上田秀人著
単行本: 322ページ
出版社: 講談社
ISBN-10: 4062161656
ISBN-13: 978-4062161657
発売日: 2010/8/26
序章、本能寺に向かう明智光秀一行が描かれる。
そして本能寺の全焼。しかし、死体は見つからない。だが光秀は部下たちに命じる、「信長は死んだと触れ回れ」。
その後始まる第1章から4章までは、歴史小説どおりのはこびとなる。比叡山の焼き討ち、一向宗の弾圧、石山本願寺との抗争。ルイス・フロイスとの交流、その中で世界を理解しようと努める信長。壮大華麗な安土城築城。

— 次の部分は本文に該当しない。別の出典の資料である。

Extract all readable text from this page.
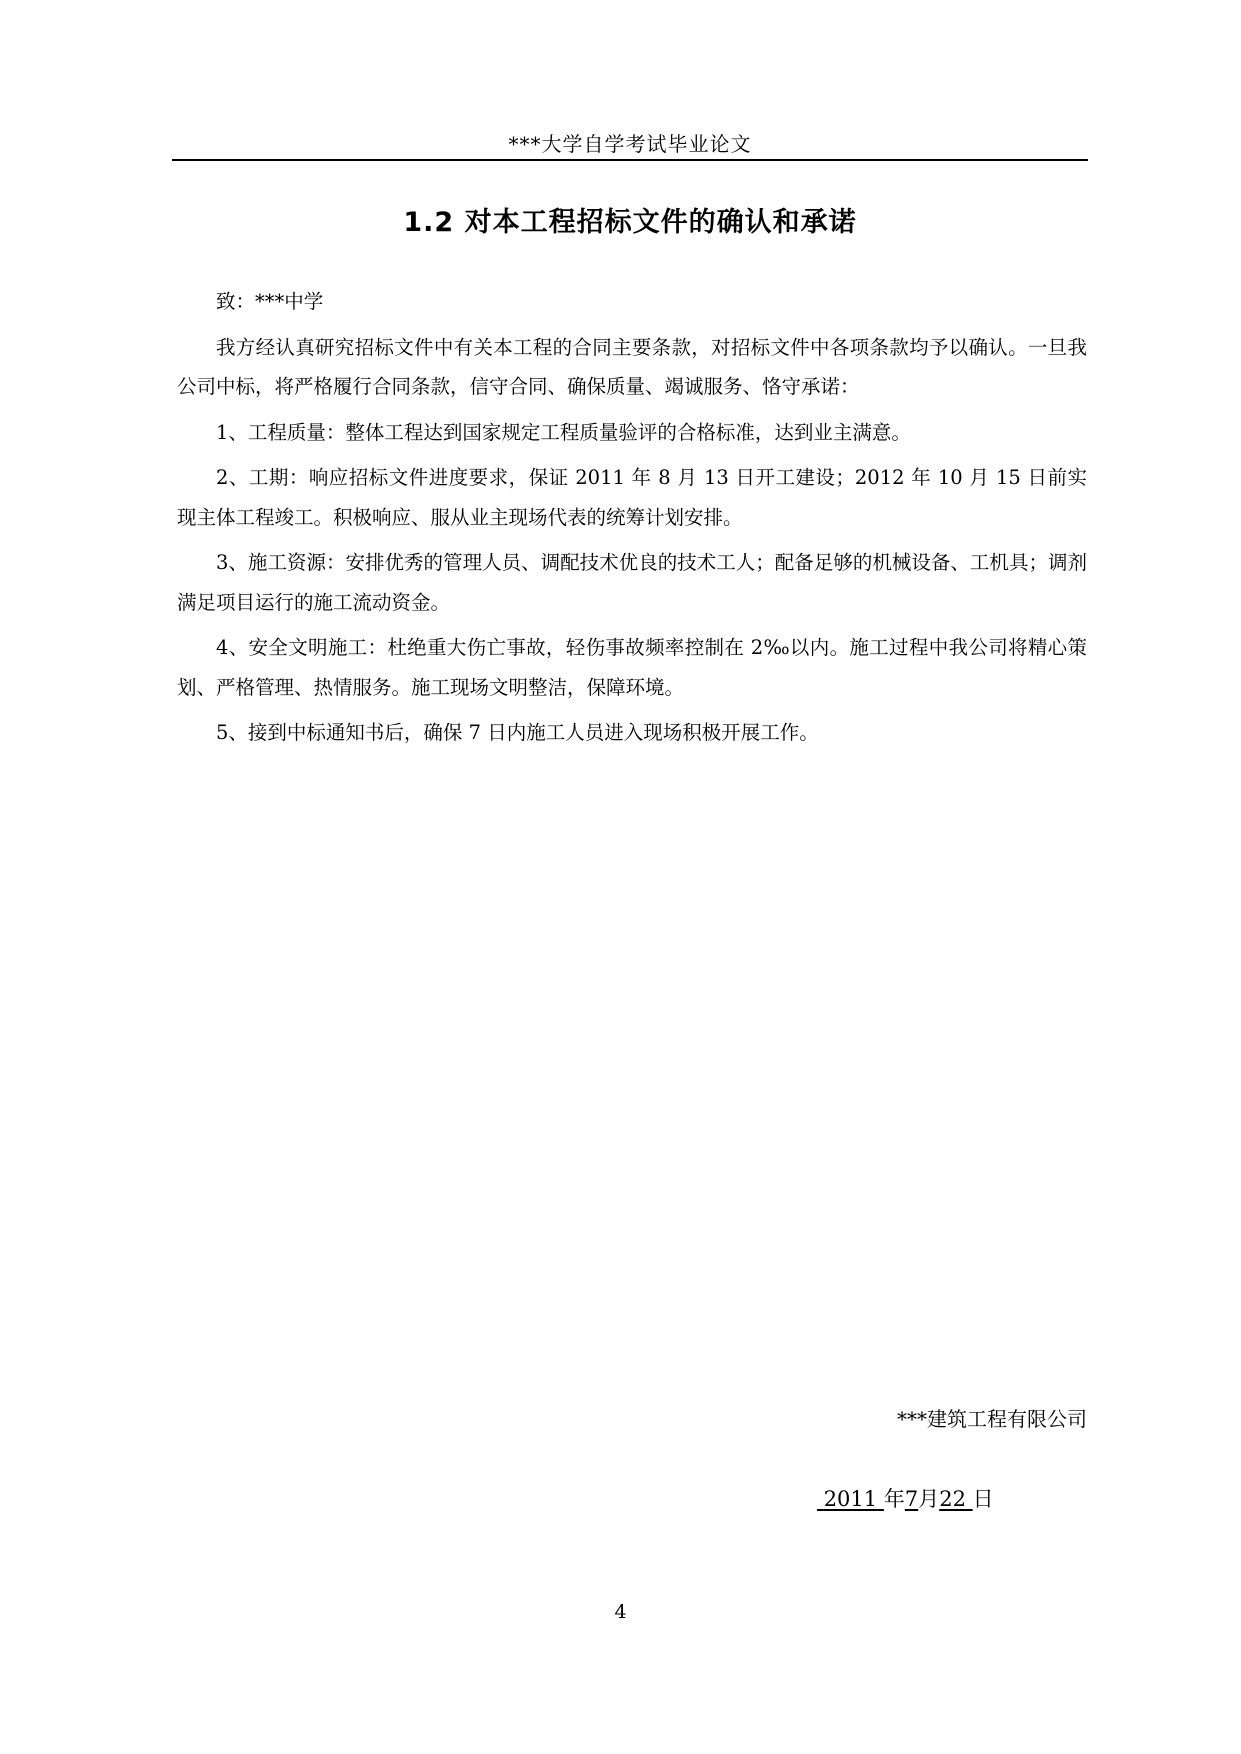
***大学自学考试毕业论文
1.2 对本工程招标文件的确认和承诺

致：***中学

我方经认真研究招标文件中有关本工程的合同主要条款，对招标文件中各项条款均予以确认。一旦我公司中标，将严格履行合同条款，信守合同、确保质量、竭诚服务、恪守承诺：

1、工程质量：整体工程达到国家规定工程质量验评的合格标准，达到业主满意。

2、工期：响应招标文件进度要求，保证 2011 年 8 月 13 日开工建设；2012 年 10 月 15 日前实现主体工程竣工。积极响应、服从业主现场代表的统筹计划安排。

3、施工资源：安排优秀的管理人员、调配技术优良的技术工人；配备足够的机械设备、工机具；调剂满足项目运行的施工流动资金。

4、安全文明施工：杜绝重大伤亡事故，轻伤事故频率控制在 2‰以内。施工过程中我公司将精心策划、严格管理、热情服务。施工现场文明整洁，保障环境。

5、接到中标通知书后，确保 7 日内施工人员进入现场积极开展工作。

***建筑工程有限公司
2011 年7月22 日
4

だが、信長の思いが変質していく。なぜそこまで非情になれるのか、なぜそこまで厳しくするのか。
軍師の存在も大きい。竹中半兵衛、黒田官兵衛ふたりの結びつき、二人が見た信長の実像。軍師二人が影の主人公だともいえる。
本能寺の裏話となると、いつも、明智光秀が信長を裏切った動機は何か、本能寺の仕掛けとはどんなものか、などが中心となる。
この物語はしかし、信長の内面にひとつの論理を探り当て、その心の動きのままに周囲の者を巻き込むことで支配を続けようとする行動が描かれていく。
そして第5章。
光秀は信長に命じられた通りに動く。秀吉も信長の命令に従い、高松城攻めを予定通りに進め、いよいよ、京に戻る日が来る。
そのとき、黒田官兵衛が発した言葉は・・・
タイトルが全てを語っている。そう読んでも間違いではない。